Nevermind that you do different things in all of those facilities; as Justice Sotomayor acidly notes, “bike repair shops and liquor stores generally do not feature customers gathering inside to sing and speak together for an hour or more at a time” (3). She adds:
“Justices of this Court play a deadly game in second guessing the expert judgment of health officials about the environments in which a contagious virus, now infecting a million Ameri-cans each week, spreads most easily” (3).
So the conservatives are simply wrong on the facts, even though those facts are articulated quite clearly in the decision they overturn. And that decision will probably cost people their lives. Freedom!

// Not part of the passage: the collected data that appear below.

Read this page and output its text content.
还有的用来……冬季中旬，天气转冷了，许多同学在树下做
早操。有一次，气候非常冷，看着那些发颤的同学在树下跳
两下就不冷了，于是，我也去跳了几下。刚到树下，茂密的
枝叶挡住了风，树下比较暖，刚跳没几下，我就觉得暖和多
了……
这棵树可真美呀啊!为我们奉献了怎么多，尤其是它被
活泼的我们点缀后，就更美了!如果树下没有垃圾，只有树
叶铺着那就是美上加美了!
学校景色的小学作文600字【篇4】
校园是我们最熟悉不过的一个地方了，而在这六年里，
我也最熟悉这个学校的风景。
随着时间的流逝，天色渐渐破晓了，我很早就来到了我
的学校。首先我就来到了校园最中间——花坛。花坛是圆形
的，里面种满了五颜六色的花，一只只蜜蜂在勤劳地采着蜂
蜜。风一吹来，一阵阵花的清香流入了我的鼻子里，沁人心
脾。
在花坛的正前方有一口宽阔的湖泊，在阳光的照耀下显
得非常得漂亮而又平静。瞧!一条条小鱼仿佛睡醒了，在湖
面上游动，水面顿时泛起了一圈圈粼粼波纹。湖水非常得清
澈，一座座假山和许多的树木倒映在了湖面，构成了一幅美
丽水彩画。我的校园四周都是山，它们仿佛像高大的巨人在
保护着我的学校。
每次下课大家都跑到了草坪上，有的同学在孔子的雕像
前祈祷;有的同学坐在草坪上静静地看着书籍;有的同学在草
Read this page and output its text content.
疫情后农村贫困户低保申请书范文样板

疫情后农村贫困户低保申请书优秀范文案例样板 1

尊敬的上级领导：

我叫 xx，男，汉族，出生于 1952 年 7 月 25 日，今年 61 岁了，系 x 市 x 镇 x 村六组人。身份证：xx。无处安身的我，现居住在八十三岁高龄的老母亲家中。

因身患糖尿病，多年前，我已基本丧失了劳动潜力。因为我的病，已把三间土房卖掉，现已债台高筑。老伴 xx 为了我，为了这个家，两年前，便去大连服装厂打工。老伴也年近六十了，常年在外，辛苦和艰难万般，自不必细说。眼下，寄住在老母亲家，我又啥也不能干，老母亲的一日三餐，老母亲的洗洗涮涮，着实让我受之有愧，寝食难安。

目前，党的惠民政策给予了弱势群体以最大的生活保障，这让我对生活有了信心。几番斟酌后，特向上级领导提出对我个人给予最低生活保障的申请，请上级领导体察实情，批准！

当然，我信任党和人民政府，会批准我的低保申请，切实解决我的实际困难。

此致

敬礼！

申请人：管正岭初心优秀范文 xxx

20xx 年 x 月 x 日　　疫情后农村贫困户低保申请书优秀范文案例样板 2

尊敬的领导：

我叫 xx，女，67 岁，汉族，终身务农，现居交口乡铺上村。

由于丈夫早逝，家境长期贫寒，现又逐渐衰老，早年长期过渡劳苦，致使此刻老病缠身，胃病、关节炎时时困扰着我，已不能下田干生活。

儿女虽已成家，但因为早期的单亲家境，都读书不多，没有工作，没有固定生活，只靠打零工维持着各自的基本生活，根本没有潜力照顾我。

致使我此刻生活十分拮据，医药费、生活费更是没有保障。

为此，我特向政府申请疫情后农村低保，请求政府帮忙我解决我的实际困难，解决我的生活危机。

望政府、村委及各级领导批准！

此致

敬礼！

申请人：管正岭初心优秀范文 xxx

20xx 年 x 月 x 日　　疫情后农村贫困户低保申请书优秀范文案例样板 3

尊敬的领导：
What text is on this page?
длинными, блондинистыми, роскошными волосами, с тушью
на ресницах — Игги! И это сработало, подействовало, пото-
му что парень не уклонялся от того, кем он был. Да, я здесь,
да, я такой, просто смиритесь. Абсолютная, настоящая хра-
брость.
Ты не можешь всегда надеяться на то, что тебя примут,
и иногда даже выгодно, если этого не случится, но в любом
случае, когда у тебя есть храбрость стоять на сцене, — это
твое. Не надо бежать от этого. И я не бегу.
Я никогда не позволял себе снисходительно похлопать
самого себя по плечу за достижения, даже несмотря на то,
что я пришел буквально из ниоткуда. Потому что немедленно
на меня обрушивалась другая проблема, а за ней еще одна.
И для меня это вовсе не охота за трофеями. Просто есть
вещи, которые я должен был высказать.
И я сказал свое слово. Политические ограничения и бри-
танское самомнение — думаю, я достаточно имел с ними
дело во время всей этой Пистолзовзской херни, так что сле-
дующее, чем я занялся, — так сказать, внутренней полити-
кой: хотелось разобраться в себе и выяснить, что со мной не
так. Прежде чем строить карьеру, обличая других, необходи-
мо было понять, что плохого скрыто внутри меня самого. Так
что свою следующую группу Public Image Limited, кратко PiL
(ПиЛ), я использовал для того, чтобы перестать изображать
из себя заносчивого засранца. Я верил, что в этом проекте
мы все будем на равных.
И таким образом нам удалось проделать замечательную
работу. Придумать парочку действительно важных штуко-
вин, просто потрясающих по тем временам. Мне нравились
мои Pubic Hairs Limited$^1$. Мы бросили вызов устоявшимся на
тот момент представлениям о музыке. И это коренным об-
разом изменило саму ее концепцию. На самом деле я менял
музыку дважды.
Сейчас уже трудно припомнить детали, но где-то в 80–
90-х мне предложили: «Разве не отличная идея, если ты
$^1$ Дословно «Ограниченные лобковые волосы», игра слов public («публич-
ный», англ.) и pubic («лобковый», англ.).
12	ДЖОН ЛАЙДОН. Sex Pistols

But: bars and restaurants? Perhaps I am particularly sensitive to this point because schools are closed too (as one meme wondered – should NYC parents send their kids to the bars that are still open, now that schools are closed?), but it’s impossible not to notice that moneymaking endeavors get a different set of rules from civic ones. As Mull puts it:
“With people out of work and small businesses set up to fail en masse, America has landed on its current contradiction: Tell people it’s safe to return to bars and restaurants and spend money inside while following some often useless restrictions, but also tell them it’s unsafe to gather in their home, where nothing is for sale. It’s a woefully inadequate stimulus plan, funded by money extracted little by little from the pockets of people who are mostly just confused about what they’re being compelled to do.”
She cites the example of Rhode Island, whose restrictions are completely absurd:
“Residents are prohibited from gathering with even one person outside their household, even in the open air of a public park. But inside a restaurant? Well, 25 people is fine. Hire a caterer? You’re legally cleared to have up to 75 outdoors. The governor’s executive order merely notes: “The lower attendance at such events, the lower the risk.” (The Rhode Island governor’s office did not respond to a request for comment.).”
And how did we get here? Well, as Mull underlines, closing bars and restaurants (etc) will cause a lot of unemployment. Closing schools and churches won’t.
In other words, it’s not that the plaintiffs in the New York case necessarily raised a compelling First Amendment argument, but they are a canary in the coal mine for a deeply problematic public health policy, one that systematically favors commercial activities over civic ones. Governors’ hands are tied, even the ones who want to do the right thing, because the proper public health measures will cost money in the form of income guarantees to the people affected by them. And guess who has – perhaps singlehandedly – stood most in the way of that financial assistance? That’s right – Moscow Mitch and his repeated bad-faith refusals to negotiate a second stimulus package. Turns out he was so busy ramming right-wing court justices through the Senate that he made it more dangerous to do stuff that is more important, like school, worship and family Thanksgiving.